On the other hand, the deceit that pervades their own system has brought defeat in the past: Japan in 1905, Finland in 1939, and in the first Chechen war. They suffered greatly in World War II and would have lost without the support of the United States. They have already burned through a vast amount of their modern military equipment in this war. Defeat is what they will understand, and the West, which armed itself in order to contain them for 74 years, can affect that defeat by properly arming Ukraine.
That's the post from Lake WeBeGone for today.

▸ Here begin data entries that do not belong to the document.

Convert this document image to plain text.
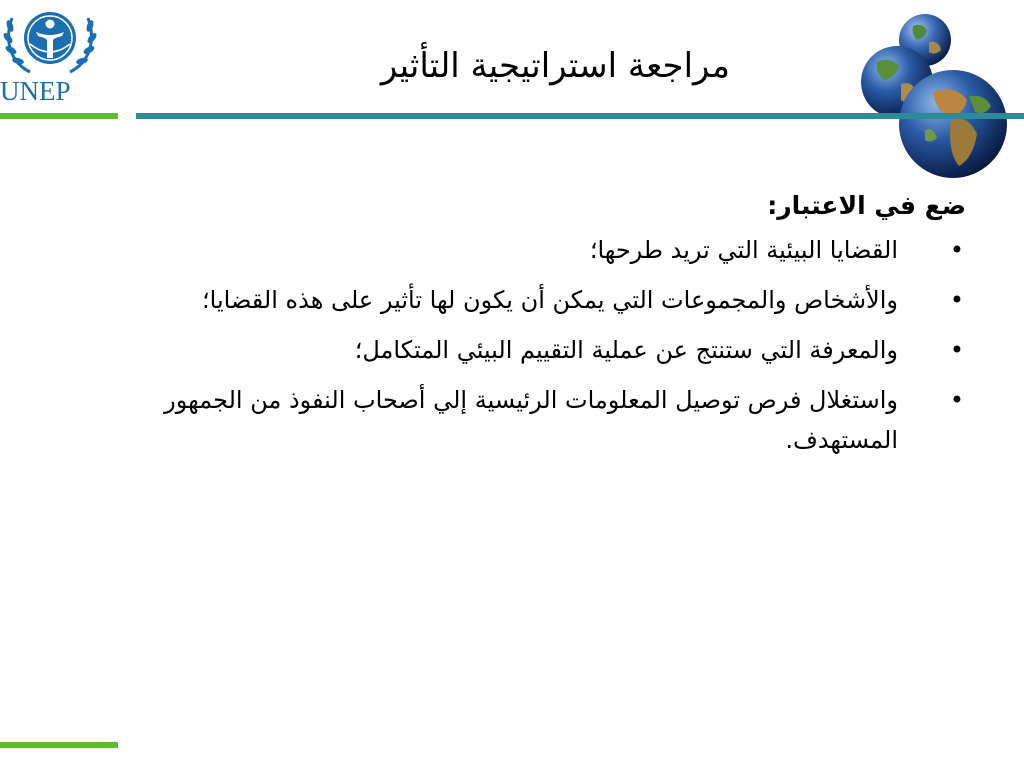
UNEP
مراجعة استراتيجية التأثير
ضع في الاعتبار:
•
القضايا البيئية التي تريد طرحها؛
•
والأشخاص والمجموعات التي يمكن أن يكون لها تأثير على هذه القضايا؛
•
والمعرفة التي ستنتج عن عملية التقييم البيئي المتكامل؛
•
واستغلال فرص توصيل المعلومات الرئيسية إلي أصحاب النفوذ من الجمهور المستهدف.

Looking forward, as are we all, to the interview.
Great post. Great points. Sad that you are one of the few independent minded thinkers supporting Ukraine who can articulate a rational rebuttal to the Ukrainian diaspora’s obsession with hating Tucker Carlson. I receive these emails from my diaspora. Is it true that Ukraine just added Tucker to the kill list? Why wasn’t the same done for Barbara Walters, Charlie Rose, George Stephanopoulos who also interviewed Putin? Why is journalism only permitted for leftist narratives? I also follow writings of independent minded progressives like Alex Berenson and Naomi Wolff. Hope Alex Berenson gets his victory in his lawsuits.
I have no idea why Carlson is so wrong. At first I understood his desire to avoid US troop involvement although I am certain some numbers of operators are in Ukraine right now. They are advising but also collecting data particularly related to the use of UAVs by both sides - good for the US. OTOH, it's fair to worry over direct payments from the US where graft might exist. But most of the money is used to gather and deliver US surplus gear that would otherwise be scrap metal. The rest goes to recreate the ability to churn out munitions which are badly needed for "just in case". After all, building Apple computers in the US turned out to fail because we couldn't manufacture at scale tiny precision screws anymore! We need to restore that ability and can't afford to allow the Chinese full dominance. Carlson does not appreciate much of that discussion, besides not beginning to understand the cultures involved.